All estrogen patches contain estradiol and your change to only once or twice weekly, and result in very stable blood levels.
The continued combined hormones typically result in amenorrhea.
Breakthrough bleeding from such hormonal therapy may occur, especially in women with early menopause transition.
Cyclic regimens result in regular, predictable withdrawal bleeding.
Causes a twofold to fourfold increase in risk for deep venous thrombosis and pulmonary embolism.
Mortality rate from ovarian cancer about twice as high among women who had taken PMH for 10 or more years compared to women who had not taken such hormones.
Observational studies indicate a reduced risk of coronary heart events with or without preexisting coronary heart disease.
Transiently increases coronary risk after starting hormone therapy in women with established coronary artery disease.

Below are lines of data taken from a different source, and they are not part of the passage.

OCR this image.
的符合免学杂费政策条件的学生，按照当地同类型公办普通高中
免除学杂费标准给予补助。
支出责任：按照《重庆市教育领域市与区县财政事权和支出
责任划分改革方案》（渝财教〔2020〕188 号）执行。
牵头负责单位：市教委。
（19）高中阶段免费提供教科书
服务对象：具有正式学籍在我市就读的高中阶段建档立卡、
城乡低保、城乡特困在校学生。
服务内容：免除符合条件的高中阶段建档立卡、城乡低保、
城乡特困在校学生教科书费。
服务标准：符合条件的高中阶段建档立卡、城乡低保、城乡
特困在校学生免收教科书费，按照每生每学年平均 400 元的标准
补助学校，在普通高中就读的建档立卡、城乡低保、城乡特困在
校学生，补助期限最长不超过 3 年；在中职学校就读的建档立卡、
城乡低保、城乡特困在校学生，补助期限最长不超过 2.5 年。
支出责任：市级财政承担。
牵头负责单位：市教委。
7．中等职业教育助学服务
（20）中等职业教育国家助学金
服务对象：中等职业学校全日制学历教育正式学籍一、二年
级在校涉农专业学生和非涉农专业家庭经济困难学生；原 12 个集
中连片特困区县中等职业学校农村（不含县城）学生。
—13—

Women’s Health Initiative (WHI) reported a hazard ratio for coronary artery disease of 0.95 in the trial of conjugated equine estrogens and an hazard ratio of 1.24 in the trial of conjugated equine estrogens plus medroxyprogesterone acetate.
Womens’s Health Initiative (WHI) revealed increased risk of breast cancer, cardiovascular disease, stroke, and thromboembolic events in women taking conjugated equine estrogen and medroxyprogesterone acetate compared with placebo.
Systemic hormone therapy is the most effective therapy for vasomotor symptoms related to menopause.
Cochrane review of 24 studies found estrogen alone or in combination with progesterone reduced weekly frequency of hot flashes by 75% and the severity by 87%, with no clear differences in effect between conjugated estrogens and oral or transdermal treatment.
In the WHI trial the combination of estrogen and mrdroxyrogesterone acetate was stopped at a median of 5.6 years owing to the probability of a greater harm than benefit.